La Mauritanie renforce l’approvisionnement en moutons du Sénégal pour la Tabaski face à l’insécurité régionale

La Mauritanie s’apprête à livrer un contingent substantiel de 450 000 têtes de moutons au Sénégal, une mesure cruciale pour Dakar qui fait face à une diminution des importations traditionnelles. Cette situation découle principalement de la dégradation de la sécurité au Mali, un fournisseur historique de bétail pour le marché sénégalais, impactant directement l’actualité Sahel francophone et l’approvisionnement en moutons pour la Tabaski.

Parallèlement, Nouakchott est également sollicitée pour combler une part des besoins de la Côte d’Ivoire en moutons destinés à la Tabaski, soulignant l’ampleur des répercussions du contexte sécuritaire sous-régional sur le Sahel politique et économique.

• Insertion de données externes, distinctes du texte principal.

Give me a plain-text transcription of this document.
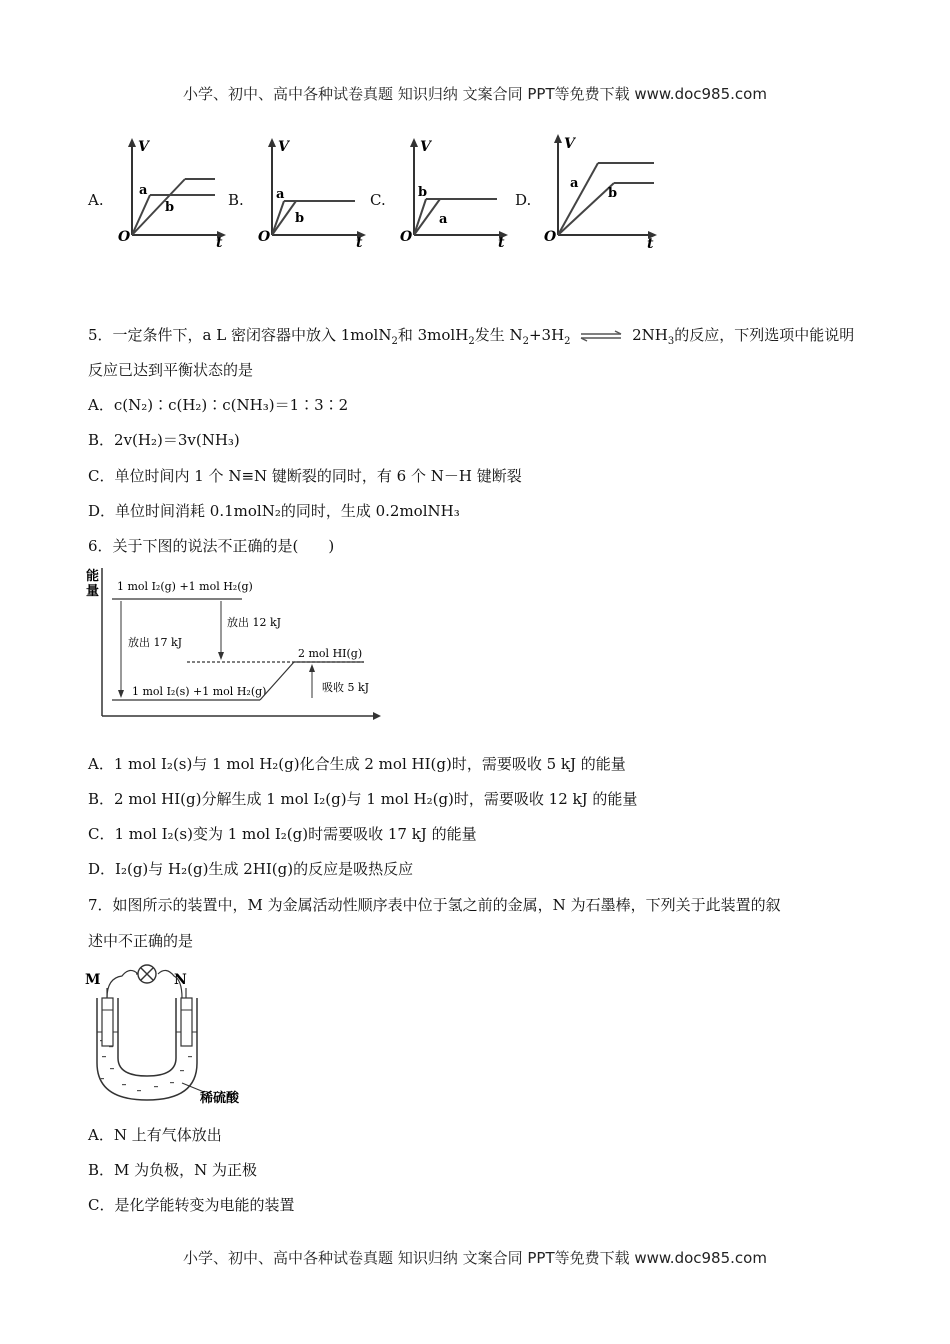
小学、初中、高中各种试卷真题 知识归纳 文案合同 PPT等免费下载 www.doc985.com
A.	B.	C.	D.
V
t
O
a
b
V
t
O
a
b
V
t
O
b
a
V
t
O
a
b
5．一定条件下，a L 密闭容器中放入 1molN$_2$和 3molH$_2$发生 $N_2+3H_2$ ⇌ $2NH_3$的反应，下列选项中能说明
反应已达到平衡状态的是
A．c(N₂)∶c(H₂)∶c(NH₃)＝1∶3∶2
B．2v(H₂)＝3v(NH₃)
C．单位时间内 1 个 N≡N 键断裂的同时，有 6 个 N－H 键断裂
D．单位时间消耗 0.1molN₂的同时，生成 0.2molNH₃
6．关于下图的说法不正确的是(　　)
能
量 1 mol I₂(g) +1 mol H₂(g)
1 mol I₂(s) +1 mol H₂(g)
2 mol HI(g)
放出 17 kJ
放出 12 kJ
吸收 5 kJ
A．1 mol I₂(s)与 1 mol H₂(g)化合生成 2 mol HI(g)时，需要吸收 5 kJ 的能量
B．2 mol HI(g)分解生成 1 mol I₂(g)与 1 mol H₂(g)时，需要吸收 12 kJ 的能量
C．1 mol I₂(s)变为 1 mol I₂(g)时需要吸收 17 kJ 的能量
D．I₂(g)与 H₂(g)生成 2HI(g)的反应是吸热反应
7．如图所示的装置中，M 为金属活动性顺序表中位于氢之前的金属，N 为石墨棒，下列关于此装置的叙
述中不正确的是
M	N
稀硫酸
A．N 上有气体放出
B．M 为负极，N 为正极
C．是化学能转变为电能的装置
小学、初中、高中各种试卷真题 知识归纳 文案合同 PPT等免费下载 www.doc985.com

Alioune Kane, technicien au Groupement National des Associations Pastorales (GNAP), précise que cet accord représente le renouvellement d’un protocole déjà en place. Habituellement, les exportations de moutons mauritaniens vers le Sénégal se situaient entre 460 000 et 500 000 têtes. Cependant, cette année, le volume devrait connaître une hausse significative, directement liée à l’instabilité persistante au Mali. Ce pays servait auparavant de corridor principal pour les éleveurs des régions orientales de la Mauritanie souhaitant atteindre le marché sénégalais, une information clé dans les Mali Burkina Niger nouvelles.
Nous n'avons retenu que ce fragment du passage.